I was logging them in manually but even Auth::login() won't work.
I have the following in my User model (with the main database table):
public function getAuthPassword()
{
return $this->Password;
}
/**
* Get the token value for the "remember me" session.
*
* #return string
*/
public function getRememberToken() {
return $this->remember_token;
}
public function setRememberToken($value) {
$this->remember_token = $value;
}
public function getRememberTokenName() {
return 'remember_token';
}
/**
* Get the e-mail address where password reminders are sent.
*
* #return string
*/
public function getReminderEmail()
{
return $this->email;
}
Please note that there is a field in the table called Password, but that is the plain text password, I need to authenticate against the passwdEncrypted field.
You cannot do this with Laravel, and for good reason, but it is ridiciously unsecure and dangerous.
I have no choice but to have the plain text password stored in the
database, that is how they want it
I dont understand - why are you storing BOTH an "unencrypted" and "encrypted" password?
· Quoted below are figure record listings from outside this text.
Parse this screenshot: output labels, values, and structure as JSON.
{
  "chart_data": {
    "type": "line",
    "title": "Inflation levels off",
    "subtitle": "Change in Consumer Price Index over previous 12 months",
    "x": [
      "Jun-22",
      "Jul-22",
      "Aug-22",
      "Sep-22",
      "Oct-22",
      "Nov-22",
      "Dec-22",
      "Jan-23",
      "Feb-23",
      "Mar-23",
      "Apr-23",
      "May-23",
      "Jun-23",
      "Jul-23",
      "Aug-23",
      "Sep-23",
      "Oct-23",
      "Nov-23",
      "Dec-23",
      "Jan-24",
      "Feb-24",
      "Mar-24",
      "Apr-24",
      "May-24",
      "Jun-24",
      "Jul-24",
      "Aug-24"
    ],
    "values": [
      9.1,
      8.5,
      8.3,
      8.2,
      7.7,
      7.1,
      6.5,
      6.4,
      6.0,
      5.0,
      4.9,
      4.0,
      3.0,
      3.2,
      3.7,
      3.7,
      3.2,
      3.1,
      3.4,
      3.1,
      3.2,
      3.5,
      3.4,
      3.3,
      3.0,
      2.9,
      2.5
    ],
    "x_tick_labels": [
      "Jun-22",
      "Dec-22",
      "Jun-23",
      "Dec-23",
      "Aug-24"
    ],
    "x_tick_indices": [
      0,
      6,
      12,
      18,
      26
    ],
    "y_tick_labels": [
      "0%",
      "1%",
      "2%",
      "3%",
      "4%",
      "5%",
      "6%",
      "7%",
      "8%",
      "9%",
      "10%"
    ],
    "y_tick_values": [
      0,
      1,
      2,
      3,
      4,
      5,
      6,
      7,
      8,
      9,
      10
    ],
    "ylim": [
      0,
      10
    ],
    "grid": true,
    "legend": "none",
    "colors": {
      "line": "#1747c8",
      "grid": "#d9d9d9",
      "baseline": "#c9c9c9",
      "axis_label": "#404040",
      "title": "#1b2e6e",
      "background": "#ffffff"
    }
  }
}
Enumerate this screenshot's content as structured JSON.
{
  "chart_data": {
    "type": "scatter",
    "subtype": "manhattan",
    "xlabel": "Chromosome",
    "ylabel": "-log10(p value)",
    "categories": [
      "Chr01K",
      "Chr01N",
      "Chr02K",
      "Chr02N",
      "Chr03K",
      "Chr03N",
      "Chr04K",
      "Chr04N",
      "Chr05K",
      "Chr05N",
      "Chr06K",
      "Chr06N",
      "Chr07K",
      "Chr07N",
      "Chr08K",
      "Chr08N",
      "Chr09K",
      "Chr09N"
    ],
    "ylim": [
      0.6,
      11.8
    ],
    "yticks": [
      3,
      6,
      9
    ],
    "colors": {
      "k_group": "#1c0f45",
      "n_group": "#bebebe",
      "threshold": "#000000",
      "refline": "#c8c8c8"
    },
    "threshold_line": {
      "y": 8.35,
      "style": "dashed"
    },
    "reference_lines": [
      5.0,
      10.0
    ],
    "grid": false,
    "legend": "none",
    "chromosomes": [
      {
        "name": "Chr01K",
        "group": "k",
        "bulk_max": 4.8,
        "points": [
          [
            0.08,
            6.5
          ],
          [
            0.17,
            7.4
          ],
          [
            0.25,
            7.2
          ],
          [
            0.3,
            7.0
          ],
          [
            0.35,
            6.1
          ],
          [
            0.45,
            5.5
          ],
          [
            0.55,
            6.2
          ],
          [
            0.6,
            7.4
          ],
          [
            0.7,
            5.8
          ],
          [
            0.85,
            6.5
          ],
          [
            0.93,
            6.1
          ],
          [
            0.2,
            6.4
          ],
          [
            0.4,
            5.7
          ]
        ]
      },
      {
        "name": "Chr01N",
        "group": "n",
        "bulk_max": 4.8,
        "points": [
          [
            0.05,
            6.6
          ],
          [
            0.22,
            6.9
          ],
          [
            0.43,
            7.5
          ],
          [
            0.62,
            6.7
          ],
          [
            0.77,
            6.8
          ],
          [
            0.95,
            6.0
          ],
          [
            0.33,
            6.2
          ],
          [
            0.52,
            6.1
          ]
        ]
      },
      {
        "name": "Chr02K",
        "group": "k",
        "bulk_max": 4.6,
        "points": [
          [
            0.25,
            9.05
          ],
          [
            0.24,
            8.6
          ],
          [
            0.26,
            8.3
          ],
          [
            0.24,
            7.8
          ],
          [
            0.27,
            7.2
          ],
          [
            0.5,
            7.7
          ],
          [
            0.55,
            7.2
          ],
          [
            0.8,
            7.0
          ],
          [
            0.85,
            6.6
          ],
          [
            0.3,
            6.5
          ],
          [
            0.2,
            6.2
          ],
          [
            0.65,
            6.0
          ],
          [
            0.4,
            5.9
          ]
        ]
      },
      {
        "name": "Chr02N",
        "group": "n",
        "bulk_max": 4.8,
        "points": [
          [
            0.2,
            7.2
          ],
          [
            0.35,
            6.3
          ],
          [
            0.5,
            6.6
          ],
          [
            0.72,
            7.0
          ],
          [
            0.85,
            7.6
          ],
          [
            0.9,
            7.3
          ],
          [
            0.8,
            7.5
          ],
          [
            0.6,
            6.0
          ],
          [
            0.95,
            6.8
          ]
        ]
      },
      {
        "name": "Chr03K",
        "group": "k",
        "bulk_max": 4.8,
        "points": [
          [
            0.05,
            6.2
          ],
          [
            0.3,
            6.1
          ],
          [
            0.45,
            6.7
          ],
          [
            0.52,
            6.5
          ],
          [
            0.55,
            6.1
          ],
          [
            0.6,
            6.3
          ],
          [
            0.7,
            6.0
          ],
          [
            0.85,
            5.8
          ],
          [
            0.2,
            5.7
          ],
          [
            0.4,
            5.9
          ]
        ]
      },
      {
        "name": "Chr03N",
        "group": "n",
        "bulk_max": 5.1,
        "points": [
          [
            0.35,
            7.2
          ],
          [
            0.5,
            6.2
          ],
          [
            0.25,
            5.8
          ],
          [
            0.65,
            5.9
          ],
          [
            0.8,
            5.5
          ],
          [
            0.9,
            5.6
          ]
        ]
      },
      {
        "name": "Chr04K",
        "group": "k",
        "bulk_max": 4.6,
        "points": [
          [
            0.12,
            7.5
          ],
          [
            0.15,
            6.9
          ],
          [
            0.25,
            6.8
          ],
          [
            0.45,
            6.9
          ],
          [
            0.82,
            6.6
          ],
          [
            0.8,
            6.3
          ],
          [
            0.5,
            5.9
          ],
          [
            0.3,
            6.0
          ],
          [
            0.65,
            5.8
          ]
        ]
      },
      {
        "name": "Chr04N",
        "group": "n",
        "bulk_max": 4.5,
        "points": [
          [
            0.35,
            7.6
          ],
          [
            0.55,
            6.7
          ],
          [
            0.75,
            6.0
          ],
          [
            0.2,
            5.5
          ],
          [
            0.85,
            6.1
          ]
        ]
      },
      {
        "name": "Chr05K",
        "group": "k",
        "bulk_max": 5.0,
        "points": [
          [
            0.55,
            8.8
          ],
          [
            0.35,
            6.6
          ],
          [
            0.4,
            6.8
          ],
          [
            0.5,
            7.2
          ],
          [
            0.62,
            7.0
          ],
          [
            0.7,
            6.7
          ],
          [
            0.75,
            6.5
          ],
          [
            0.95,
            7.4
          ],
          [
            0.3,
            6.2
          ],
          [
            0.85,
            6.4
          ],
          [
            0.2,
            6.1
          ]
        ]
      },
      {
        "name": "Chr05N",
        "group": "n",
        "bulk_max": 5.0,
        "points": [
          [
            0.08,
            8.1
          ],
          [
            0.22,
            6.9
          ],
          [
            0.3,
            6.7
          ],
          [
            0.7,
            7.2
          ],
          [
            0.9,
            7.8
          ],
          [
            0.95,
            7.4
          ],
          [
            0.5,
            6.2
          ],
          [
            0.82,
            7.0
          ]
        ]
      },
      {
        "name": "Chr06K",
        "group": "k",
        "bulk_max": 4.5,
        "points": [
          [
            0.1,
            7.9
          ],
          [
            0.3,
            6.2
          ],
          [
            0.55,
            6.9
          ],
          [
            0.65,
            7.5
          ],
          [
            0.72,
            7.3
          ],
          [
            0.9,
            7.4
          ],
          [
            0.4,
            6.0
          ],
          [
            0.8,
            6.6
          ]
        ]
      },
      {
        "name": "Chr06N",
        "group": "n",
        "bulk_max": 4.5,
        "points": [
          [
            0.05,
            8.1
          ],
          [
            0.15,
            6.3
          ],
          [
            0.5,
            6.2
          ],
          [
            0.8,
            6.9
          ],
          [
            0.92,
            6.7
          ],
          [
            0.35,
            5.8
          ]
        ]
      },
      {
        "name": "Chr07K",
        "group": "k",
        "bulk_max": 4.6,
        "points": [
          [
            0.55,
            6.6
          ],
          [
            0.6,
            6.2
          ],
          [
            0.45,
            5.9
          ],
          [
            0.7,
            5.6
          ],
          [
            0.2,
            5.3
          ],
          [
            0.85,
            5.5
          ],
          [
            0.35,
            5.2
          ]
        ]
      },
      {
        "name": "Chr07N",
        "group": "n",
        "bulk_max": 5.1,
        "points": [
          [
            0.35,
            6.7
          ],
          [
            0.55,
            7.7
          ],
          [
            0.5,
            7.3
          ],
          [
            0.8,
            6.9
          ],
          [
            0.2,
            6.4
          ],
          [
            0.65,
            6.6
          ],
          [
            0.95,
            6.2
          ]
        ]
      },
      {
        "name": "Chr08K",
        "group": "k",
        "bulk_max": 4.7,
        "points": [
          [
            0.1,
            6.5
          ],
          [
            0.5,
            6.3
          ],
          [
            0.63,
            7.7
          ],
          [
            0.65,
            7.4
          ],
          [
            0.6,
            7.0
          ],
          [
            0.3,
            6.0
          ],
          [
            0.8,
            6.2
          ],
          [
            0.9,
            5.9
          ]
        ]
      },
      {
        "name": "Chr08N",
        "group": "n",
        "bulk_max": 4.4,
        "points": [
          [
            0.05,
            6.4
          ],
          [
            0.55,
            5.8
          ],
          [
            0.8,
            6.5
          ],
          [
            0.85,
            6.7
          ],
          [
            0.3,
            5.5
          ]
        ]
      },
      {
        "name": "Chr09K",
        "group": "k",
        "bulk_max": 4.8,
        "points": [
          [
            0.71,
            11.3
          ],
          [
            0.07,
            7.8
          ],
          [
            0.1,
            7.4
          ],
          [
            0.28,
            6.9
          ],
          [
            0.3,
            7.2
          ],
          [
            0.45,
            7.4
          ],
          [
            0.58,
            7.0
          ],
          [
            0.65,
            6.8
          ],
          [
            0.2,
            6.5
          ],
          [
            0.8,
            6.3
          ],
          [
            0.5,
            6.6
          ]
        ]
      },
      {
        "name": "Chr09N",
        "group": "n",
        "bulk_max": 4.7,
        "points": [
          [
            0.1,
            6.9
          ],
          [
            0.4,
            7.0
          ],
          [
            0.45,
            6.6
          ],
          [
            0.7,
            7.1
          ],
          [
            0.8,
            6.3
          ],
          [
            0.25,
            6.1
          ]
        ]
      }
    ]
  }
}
There is no point. You should only ever store encrypted passwords. There is no need for any other way, and you need to educate the people as to why.
This code works on another site of mine, I have altered it as instead
of the Password in the database, it is stored as passwdEncrypted. I
cannot change it as the database is in use by another application as
well.
The Laravel Auth code is hard coded to use the "password" column. You cannot simply change it to another colum. That is why your code is failing.
Since you are not using the password column, and since you are not using encrypted passwords, you might as well just create your own unsecure login system, customised to suit your requirements.